Cahir admits that "I wouldn't be interested in much else. I know that's probably very narrow-minded, but [dance music] is the only thing that I could really, really focus on and be interested in."
Eventually, tech house aficionado Patrick Topping saw the brothers' potential. In October 2021, the brothers released their All My Friends EP through Topping's Trick imprint, acting as a launchpad for their career in the dance music industry.
But in Disfreq's eyes, their biggest turning point to date came when Topping dropped one of their tracks live at Creamfields. It was this, above all else, that shifted their gaze towards taking music more seriously and fueled their unstoppable ambition. Beaming smiles expand on the duo's faces as they reminisce about that crucial transition.
Joe reveals that he's "getting shivers thinking about it," while Cahir explains, "We didn't even know that he was going to play it!"
Creamfields was the culmination of the brothers' decade-long struggle to get their music heard on a bigger scale.
As Joe recounts, "Before Disfreq, with all our projects and aliases and stuff like that, it was really hard to get anyone, anyone, to play our music. We sent thousands of demos to labels. If you got a listen, you were buzzed. There were so many kicks, so many kicks in the backside, and then all of a sudden, that Creamfields video was there. It was mad."
Topping's decision to expose Disfreq to wider audiences didn't come out of mere kindness but out of an unfailing commitment to elevate high-quality music regardless of its origin.

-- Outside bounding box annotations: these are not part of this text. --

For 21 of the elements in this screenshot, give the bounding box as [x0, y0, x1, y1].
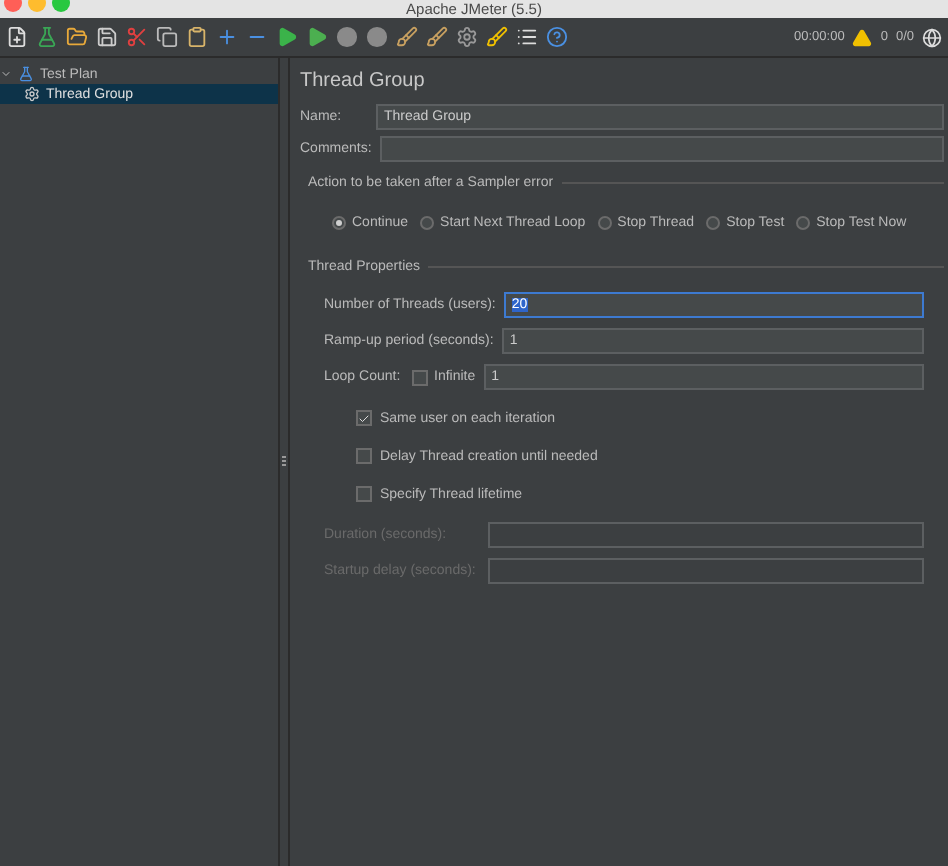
stop-icon[interactable]	[336, 26, 358, 48]
expand-caret-icon[interactable]	[0, 68, 12, 80]
expand-icon[interactable]	[216, 26, 238, 48]
start-icon[interactable]	[276, 26, 298, 48]
comments-field[interactable]	[379, 136, 944, 162]
cut-icon[interactable]	[126, 26, 148, 48]
test-plan-icon	[18, 66, 34, 82]
help-icon[interactable]	[546, 26, 568, 48]
copy-icon[interactable]	[156, 26, 178, 48]
save-icon[interactable]	[96, 26, 118, 48]
paste-icon[interactable]	[186, 26, 208, 48]
splitter-handle[interactable]	[282, 456, 286, 468]
globe-icon[interactable]	[922, 27, 942, 47]
check-icon	[358, 411, 370, 425]
gear-icon	[24, 86, 40, 102]
panel-title: Thread Group	[300, 70, 427, 92]
input-field[interactable]	[488, 522, 924, 548]
input-field[interactable]	[488, 558, 924, 584]
open-folder-icon[interactable]	[66, 26, 88, 48]
new-file-icon[interactable]	[6, 26, 28, 48]
warning-icon[interactable]	[852, 27, 873, 47]
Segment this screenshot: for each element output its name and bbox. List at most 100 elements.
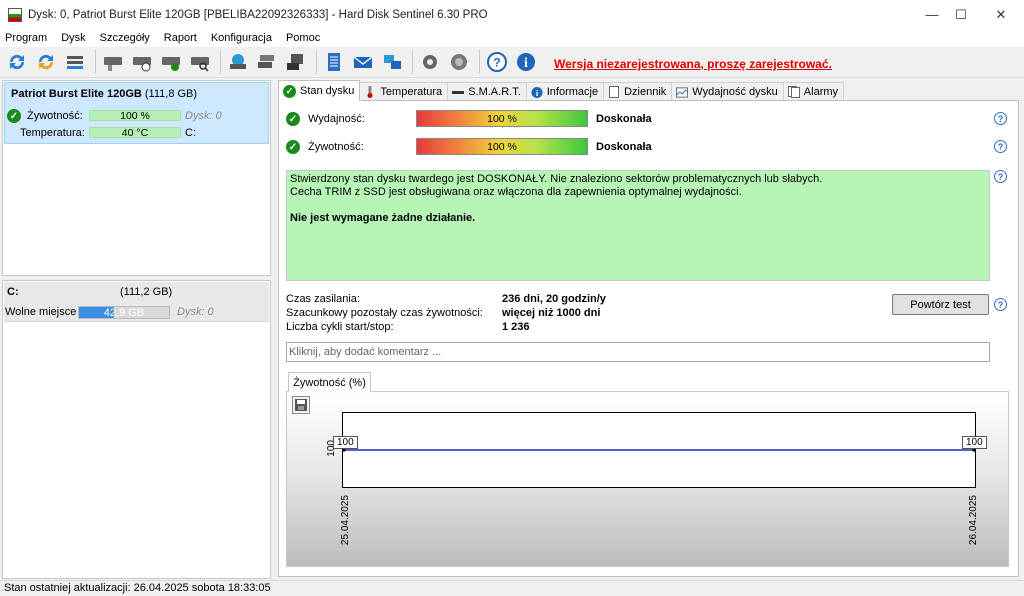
network-drive-icon[interactable] [225,49,251,75]
refresh-icon[interactable] [4,49,30,75]
tab-smart[interactable]: S.M.A.R.T. [447,82,527,101]
tab-temperature[interactable]: Temperatura [359,82,449,101]
retest-button[interactable]: Powtórz test [892,294,989,315]
menu-configuration[interactable]: Konfiguracja [204,32,279,44]
health-rating: Doskonała [596,141,652,153]
help-icon[interactable]: ? [994,298,1007,311]
volume-letter: C: [7,286,19,298]
health-line-svg [343,448,975,452]
disk-name: Patriot Burst Elite 120GB [11,88,142,100]
tab-label: Informacje [546,86,599,98]
title-bar: Dysk: 0, Patriot Burst Elite 120GB [PBEL… [0,0,1024,29]
tab-strip: ✓ Stan dysku Temperatura S.M.A.R.T. i In… [278,80,845,101]
toolbar-separator [95,50,96,74]
tab-health-history[interactable]: Żywotność (%) [288,372,371,392]
health-bar: 100 % [416,138,588,155]
disk-search-icon[interactable] [187,49,213,75]
menu-program[interactable]: Program [0,32,54,44]
app-icon [8,7,22,22]
refresh-all-icon[interactable] [33,49,59,75]
svg-text:i: i [524,56,528,71]
close-button[interactable]: ✕ [978,0,1024,29]
check-icon: ✓ [286,140,300,154]
info-icon[interactable]: i [513,49,539,75]
x-tick-label: 25.04.2025 [340,495,351,546]
comment-field[interactable]: Kliknij, aby dodać komentarz ... [286,342,990,362]
health-row: ✓ Żywotność: [7,109,83,123]
network-icon[interactable] [379,49,405,75]
tab-label: Dziennik [624,86,667,98]
toolbar-separator [316,50,317,74]
pages-icon [787,86,800,98]
tab-alerts[interactable]: Alarmy [782,82,845,101]
health-label: Żywotność: [27,110,83,122]
status-bar: Stan ostatniej aktualizacji: 26.04.2025 … [0,580,1024,596]
volume-card[interactable]: C: (111,2 GB) Wolne miejsce 42,9 GB Dysk… [4,282,269,322]
help-icon[interactable]: ? [484,49,510,75]
disk-list-icon[interactable] [62,49,88,75]
tab-label: Alarmy [803,86,839,98]
email-icon[interactable] [350,49,376,75]
external-drive-icon[interactable] [283,49,309,75]
remaining-life-label: Szacunkowy pozostały czas żywotności: [286,307,483,319]
tab-performance[interactable]: Wydajność dysku [671,82,784,101]
data-label: 100 [333,436,358,449]
help-icon[interactable]: ? [994,112,1007,125]
free-space-bar: 42,9 GB [78,306,170,319]
performance-bar: 100 % [416,110,588,127]
disk-stack-icon[interactable] [254,49,280,75]
check-icon: ✓ [286,112,300,126]
health-minibar: 100 % [89,110,181,121]
toolbar-separator [220,50,221,74]
settings-icon[interactable] [417,49,443,75]
status-message-line: Cecha TRIM z SSD jest obsługiwana oraz w… [290,186,742,198]
window-title: Dysk: 0, Patriot Burst Elite 120GB [PBEL… [28,8,488,21]
menu-help[interactable]: Pomoc [279,32,327,44]
power-on-value: 236 dni, 20 godzin/y [502,293,606,305]
volume-size: (111,2 GB) [120,286,173,298]
menu-disk[interactable]: Dysk [54,32,92,44]
status-message-line: Stwierdzony stan dysku twardego jest DOS… [290,173,823,185]
plot-area [342,412,976,488]
volume-disk-ref: Dysk: 0 [177,306,214,318]
tab-label: S.M.A.R.T. [468,86,521,98]
help-icon[interactable]: ? [994,140,1007,153]
disk-list-panel: Patriot Burst Elite 120GB (111,8 GB) ✓ Ż… [2,80,271,276]
tab-information[interactable]: i Informacje [525,82,605,101]
status-message-box: Stwierdzony stan dysku twardego jest DOS… [286,170,990,281]
disk-check-icon[interactable] [158,49,184,75]
remaining-life-value: więcej niż 1000 dni [502,307,601,319]
dash-icon [452,86,465,98]
temp-minibar: 40 °C [89,127,181,138]
free-space-value: 42,9 GB [103,307,145,319]
performance-rating: Doskonała [596,113,652,125]
disk-icon[interactable] [100,49,126,75]
health-disk-ref: Dysk: 0 [185,110,222,122]
check-icon: ✓ [7,109,21,123]
menu-details[interactable]: Szczegóły [93,32,157,44]
health-label: Żywotność: [308,141,364,153]
cycles-value: 1 236 [502,321,530,333]
toolbar: ? i [0,47,1024,78]
health-history-chart: 100 100 100 25.04.2025 26.04.2025 [286,391,1009,567]
page-icon [608,86,620,98]
tab-disk-status[interactable]: ✓ Stan dysku [278,80,361,101]
disk-card[interactable]: Patriot Burst Elite 120GB (111,8 GB) ✓ Ż… [4,82,269,144]
free-space-label: Wolne miejsce [5,306,77,318]
menu-report[interactable]: Raport [157,32,204,44]
help-icon[interactable]: ? [994,170,1007,183]
info-icon: i [531,86,543,98]
disk-status-panel: ✓ Wydajność: 100 % Doskonała ? ✓ Żywotno… [278,100,1019,577]
sound-icon[interactable] [446,49,472,75]
unregistered-link[interactable]: Wersja niezarejestrowana, proszę zarejes… [554,57,832,71]
tab-log[interactable]: Dziennik [603,82,673,101]
disk-clock-icon[interactable] [129,49,155,75]
temp-label: Temperatura: [20,127,85,139]
tab-label: Temperatura [380,86,443,98]
status-action: Nie jest wymagane żadne działanie. [290,212,476,224]
report-icon[interactable] [321,49,347,75]
disk-title: Patriot Burst Elite 120GB (111,8 GB) [11,88,197,100]
menu-bar: Program Dysk Szczegóły Raport Konfigurac… [0,29,1024,47]
save-icon[interactable] [292,396,310,414]
health-value: 100 % [487,141,517,153]
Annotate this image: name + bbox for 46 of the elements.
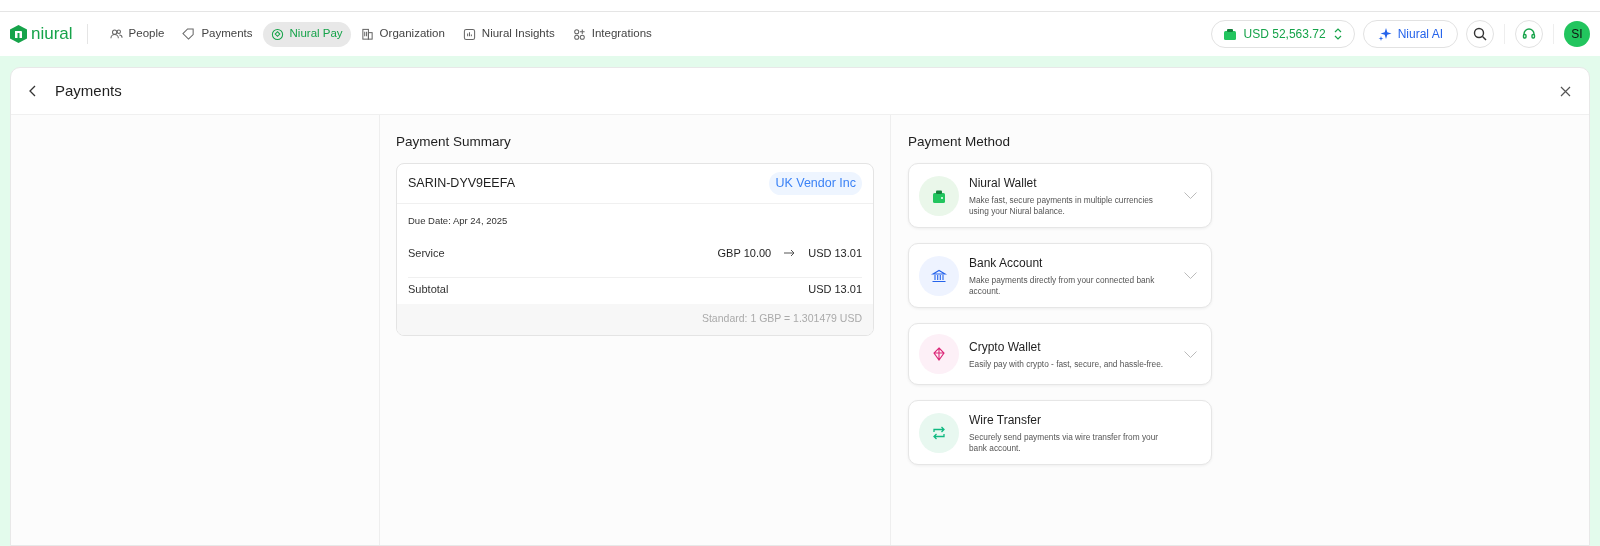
close-icon[interactable] [1560, 85, 1571, 97]
vendor-tag: UK Vendor Inc [769, 172, 862, 196]
amount: USD 13.01 [808, 282, 862, 298]
line-label: Service [408, 245, 445, 261]
method-description: Securely send payments via wire transfer from your bank account. [969, 432, 1160, 455]
nav-tab[interactable]: Niural Insights [454, 21, 563, 47]
line-label: Subtotal [408, 282, 449, 298]
nav-tab[interactable]: Integrations [564, 21, 660, 47]
chart-icon [462, 27, 476, 41]
section-heading: Payment Summary [396, 133, 512, 151]
nav-tab[interactable]: People [101, 21, 173, 47]
source-amount: GBP 10.00 [717, 245, 772, 261]
nav-tab[interactable]: Organization [352, 21, 453, 47]
sort-icon [1333, 27, 1342, 41]
amount: USD 13.01 [808, 245, 862, 261]
method-title: Wire Transfer [969, 412, 1042, 430]
wallet-icon [1223, 28, 1236, 40]
payment-method-card[interactable]: Wire Transfer Securely send payments via wire transfer from your bank account. [908, 400, 1212, 466]
headset-icon [1522, 27, 1536, 41]
sparkle-icon [1377, 27, 1392, 41]
shield-icon [270, 27, 284, 41]
invoice-reference: SARIN-DYV9EEFA [408, 175, 515, 193]
payment-method-card[interactable]: Niural Wallet Make fast, secure payments in multiple currencies using your Niural balance. [908, 163, 1212, 229]
due-date: Due Date: Apr 24, 2025 [408, 214, 509, 229]
section-heading: Payment Method [908, 133, 1012, 151]
people-icon [109, 27, 123, 41]
building-icon [360, 27, 374, 41]
method-title: Niural Wallet [969, 175, 1038, 193]
tag-icon [182, 27, 196, 41]
back-icon[interactable] [29, 85, 37, 97]
apps-icon [572, 27, 586, 41]
logo-icon [10, 25, 27, 43]
search-icon [1473, 27, 1487, 41]
brand-name: niural [31, 23, 73, 46]
method-title: Bank Account [969, 255, 1044, 273]
arrow-icon [784, 249, 796, 257]
page-title: Payments [55, 80, 122, 101]
method-description: Make fast, secure payments in multiple currencies using your Niural balance. [969, 195, 1154, 218]
nav-tab[interactable]: Payments [174, 21, 261, 47]
method-description: Make payments directly from your connected bank account. [969, 275, 1156, 298]
method-title: Crypto Wallet [969, 339, 1042, 357]
user-avatar[interactable]: SI [1564, 21, 1590, 47]
payment-method-card[interactable]: Crypto Wallet Easily pay with crypto - fast, secure, and hassle-free. [908, 323, 1212, 386]
payment-method-card[interactable]: Bank Account Make payments directly from your connected bank account. [908, 243, 1212, 309]
exchange-rate: Standard: 1 GBP = 1.301479 USD [397, 303, 873, 335]
method-description: Easily pay with crypto - fast, secure, and hassle-free. [969, 359, 1165, 371]
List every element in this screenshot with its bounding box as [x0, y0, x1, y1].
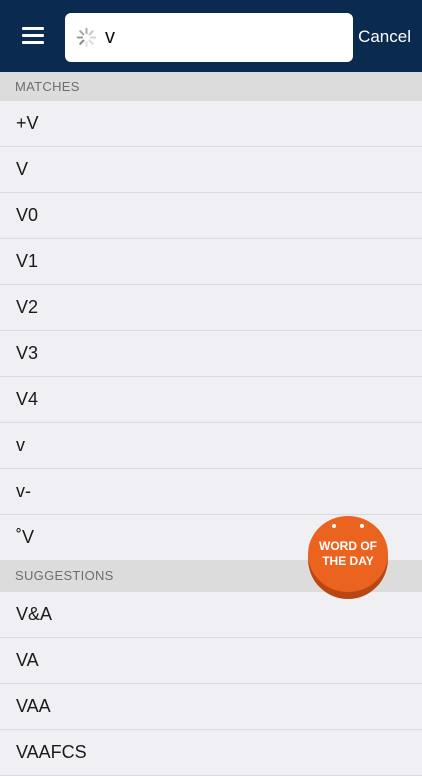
list-item[interactable]: V&A: [0, 592, 422, 638]
list-item[interactable]: +V: [0, 101, 422, 147]
word-of-day-line2: THE DAY: [322, 554, 374, 568]
list-item[interactable]: V: [0, 147, 422, 193]
word-of-the-day-button[interactable]: WORD OF THE DAY: [308, 516, 388, 599]
list-item[interactable]: V0: [0, 193, 422, 239]
results-list: MATCHES +V V V0 V1 V2 V3 V4 v v- ˚V SUGG…: [0, 72, 422, 776]
word-of-day-line1: WORD OF: [319, 539, 377, 553]
top-bar: Cancel: [0, 0, 422, 72]
list-item[interactable]: VAA: [0, 684, 422, 730]
search-box[interactable]: [65, 13, 353, 62]
cancel-button[interactable]: Cancel: [358, 27, 411, 47]
list-item[interactable]: VAAFCS: [0, 730, 422, 776]
list-item[interactable]: V2: [0, 285, 422, 331]
list-item[interactable]: v: [0, 423, 422, 469]
dot-icon: [332, 524, 336, 528]
hamburger-menu-icon[interactable]: [22, 27, 44, 45]
list-item[interactable]: v-: [0, 469, 422, 515]
list-item[interactable]: V4: [0, 377, 422, 423]
dot-icon: [360, 524, 364, 528]
matches-section-header: MATCHES: [0, 72, 422, 101]
loading-spinner-icon: [76, 27, 97, 48]
word-of-the-day-badge: WORD OF THE DAY: [308, 516, 388, 592]
list-item[interactable]: V3: [0, 331, 422, 377]
search-input[interactable]: [105, 21, 341, 54]
list-item[interactable]: V1: [0, 239, 422, 285]
list-item[interactable]: VA: [0, 638, 422, 684]
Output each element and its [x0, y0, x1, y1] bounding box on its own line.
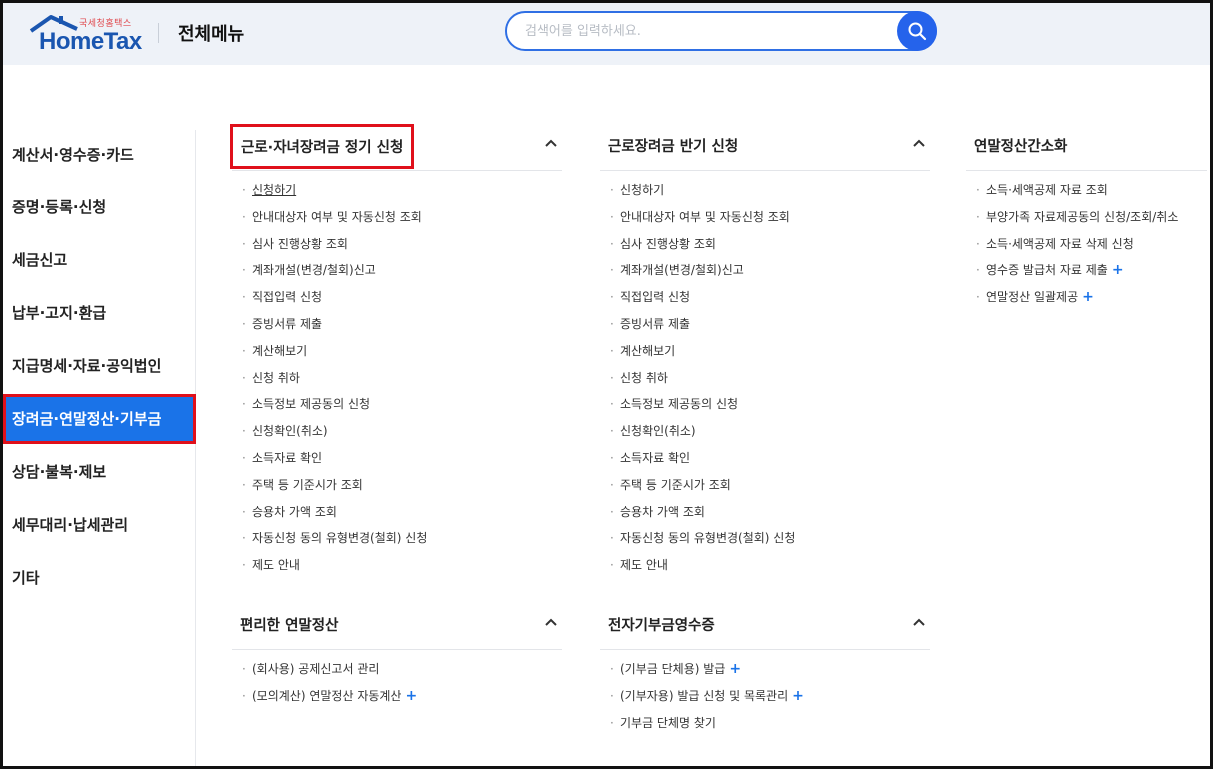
- nav-item-payment[interactable]: 납부·고지·환급: [3, 288, 196, 338]
- menu-item[interactable]: 제도 안내: [600, 557, 795, 584]
- nav-item-incentives[interactable]: 장려금·연말정산·기부금: [3, 394, 196, 444]
- expand-plus-icon[interactable]: +: [405, 688, 417, 704]
- menu-item[interactable]: 소득자료 확인: [600, 450, 795, 477]
- menu-item[interactable]: 신청 취하: [232, 370, 427, 397]
- side-nav: 계산서·영수증·카드 증명·등록·신청 세금신고 납부·고지·환급 지급명세·자…: [3, 130, 196, 766]
- nav-item-statements[interactable]: 지급명세·자료·공익법인: [3, 341, 196, 391]
- menu-item[interactable]: 기부금 단체명 찾기: [600, 715, 804, 742]
- section-menu-list: (기부금 단체용) 발급+ (기부자용) 발급 신청 및 목록관리+ 기부금 단…: [600, 661, 804, 741]
- nav-item-tax-filing[interactable]: 세금신고: [3, 235, 196, 285]
- section-title: 연말정산간소화: [974, 139, 1068, 155]
- menu-item[interactable]: 증빙서류 제출: [232, 316, 427, 343]
- expand-plus-icon[interactable]: +: [792, 688, 804, 704]
- menu-item[interactable]: 안내대상자 여부 및 자동신청 조회: [600, 209, 795, 236]
- chevron-up-icon[interactable]: [912, 138, 926, 148]
- expand-plus-icon[interactable]: +: [729, 661, 741, 677]
- menu-item[interactable]: 자동신청 동의 유형변경(철회) 신청: [600, 530, 795, 557]
- expand-plus-icon[interactable]: +: [1112, 262, 1124, 278]
- menu-item[interactable]: (기부자용) 발급 신청 및 목록관리+: [600, 688, 804, 715]
- section-title: 전자기부금영수증: [608, 618, 715, 634]
- menu-item[interactable]: 소득정보 제공동의 신청: [232, 396, 427, 423]
- menu-item[interactable]: 소득·세액공제 자료 조회: [966, 182, 1178, 209]
- section-header[interactable]: 근로·자녀장려금 정기 신청: [230, 121, 562, 171]
- search-button[interactable]: [897, 11, 937, 51]
- nav-item-receipts[interactable]: 계산서·영수증·카드: [3, 130, 196, 180]
- menu-item[interactable]: 소득자료 확인: [232, 450, 427, 477]
- menu-item[interactable]: 직접입력 신청: [600, 289, 795, 316]
- section-title: 근로·자녀장려금 정기 신청: [230, 124, 415, 169]
- section-menu-list: (회사용) 공제신고서 관리 (모의계산) 연말정산 자동계산+: [232, 661, 417, 715]
- search-icon: [908, 22, 927, 41]
- menu-item[interactable]: 주택 등 기준시가 조회: [600, 477, 795, 504]
- menu-item-apply[interactable]: 신청하기: [232, 182, 427, 209]
- menu-item[interactable]: 신청확인(취소): [232, 423, 427, 450]
- nav-item-certificates[interactable]: 증명·등록·신청: [3, 182, 196, 232]
- section-menu-list: 신청하기 안내대상자 여부 및 자동신청 조회 심사 진행상황 조회 계좌개설(…: [232, 182, 427, 584]
- menu-item[interactable]: 승용차 가액 조회: [600, 504, 795, 531]
- menu-item[interactable]: 증빙서류 제출: [600, 316, 795, 343]
- menu-item[interactable]: 소득·세액공제 자료 삭제 신청: [966, 236, 1178, 263]
- search-box: [505, 11, 937, 51]
- section-menu-list: 신청하기 안내대상자 여부 및 자동신청 조회 심사 진행상황 조회 계좌개설(…: [600, 182, 795, 584]
- chevron-up-icon[interactable]: [912, 617, 926, 627]
- section-title: 근로장려금 반기 신청: [608, 139, 739, 155]
- menu-item[interactable]: 소득정보 제공동의 신청: [600, 396, 795, 423]
- menu-item[interactable]: 신청하기: [600, 182, 795, 209]
- header-divider: [158, 23, 159, 43]
- nav-item-etc[interactable]: 기타: [3, 553, 196, 603]
- menu-item[interactable]: 직접입력 신청: [232, 289, 427, 316]
- menu-item[interactable]: 연말정산 일괄제공+: [966, 289, 1178, 316]
- section-header[interactable]: 근로장려금 반기 신청: [600, 121, 930, 171]
- menu-item[interactable]: 제도 안내: [232, 557, 427, 584]
- hometax-logo[interactable]: 국세청홈택스 HomeTax: [27, 11, 147, 55]
- nav-item-consultation[interactable]: 상담·불복·제보: [3, 447, 196, 497]
- menu-item[interactable]: (모의계산) 연말정산 자동계산+: [232, 688, 417, 715]
- menu-item[interactable]: 신청 취하: [600, 370, 795, 397]
- menu-item[interactable]: 주택 등 기준시가 조회: [232, 477, 427, 504]
- menu-item[interactable]: 승용차 가액 조회: [232, 504, 427, 531]
- nav-item-tax-agent[interactable]: 세무대리·납세관리: [3, 500, 196, 550]
- menu-item[interactable]: 신청확인(취소): [600, 423, 795, 450]
- menu-item[interactable]: 부양가족 자료제공동의 신청/조회/취소: [966, 209, 1178, 236]
- menu-item[interactable]: 계산해보기: [600, 343, 795, 370]
- section-title: 편리한 연말정산: [240, 618, 339, 634]
- section-header[interactable]: 편리한 연말정산: [232, 600, 562, 650]
- section-menu-list: 소득·세액공제 자료 조회 부양가족 자료제공동의 신청/조회/취소 소득·세액…: [966, 182, 1178, 316]
- menu-item[interactable]: 계좌개설(변경/철회)신고: [232, 262, 427, 289]
- menu-item[interactable]: (회사용) 공제신고서 관리: [232, 661, 417, 688]
- logo-text: HomeTax: [39, 28, 142, 55]
- top-header: 국세청홈택스 HomeTax 전체메뉴: [3, 3, 1210, 65]
- page-title: 전체메뉴: [178, 24, 245, 45]
- menu-item[interactable]: 영수증 발급처 자료 제출+: [966, 262, 1178, 289]
- menu-item[interactable]: 안내대상자 여부 및 자동신청 조회: [232, 209, 427, 236]
- chevron-up-icon[interactable]: [544, 617, 558, 627]
- section-header[interactable]: 전자기부금영수증: [600, 600, 930, 650]
- menu-item[interactable]: 계산해보기: [232, 343, 427, 370]
- menu-item[interactable]: 심사 진행상황 조회: [600, 236, 795, 263]
- menu-item[interactable]: (기부금 단체용) 발급+: [600, 661, 804, 688]
- menu-item[interactable]: 계좌개설(변경/철회)신고: [600, 262, 795, 289]
- menu-item[interactable]: 자동신청 동의 유형변경(철회) 신청: [232, 530, 427, 557]
- menu-item[interactable]: 심사 진행상황 조회: [232, 236, 427, 263]
- expand-plus-icon[interactable]: +: [1082, 289, 1094, 305]
- section-header[interactable]: 연말정산간소화: [966, 121, 1207, 171]
- search-input[interactable]: [525, 21, 885, 41]
- chevron-up-icon[interactable]: [544, 138, 558, 148]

"He's a great guy. He's really personal with the artists," Joe tells us. "He gets back to you fast. You send him a tune. He loves it. He doesn't. It's just really simple. Whenever you're connecting with him, it's just so easy. You know what I mean?"
In an industry oversaturated with new tracks from unsigned artists, it's refreshing to hear that Topping is indifferent towards the following of upcoming producers. Instead, as Cahir explains, he focuses exclusively on whether he likes their material.
"It doesn't really matter who you are because it's all about the music. He doesn't care about your following … if he likes the music, he's game." As Joe puts it, "Trick's class because if the music's good, it'll get on Trick. It's not about, 'I've got 3 million followers, and I played this, and I played that, and I've done a massive release for this, massive release for them'. It's just about if you've got a good tune, and they like it, you'll get on Trick. That's what it is, and that's why it's good and why it's succeeding."
The development of an artist is marked not only by significant achievements like releases and performances but also by smaller, more personal achievements, which can be equally instrumental in the long run. Disfreq are quick to highlight this fact.
Joe remembers the excitement of signing to other labels that we of some stature. And the disappointment of finding their music didn't always resonate with that specific audience. An important lesson for any producer that makes for even more triumphant moments when you find a label where things hit.
Their wins have paved the way for an exciting future. They look forward to releasing with Topping's label regularly, as well as other large label signings.
Joe says, "We're making music every day."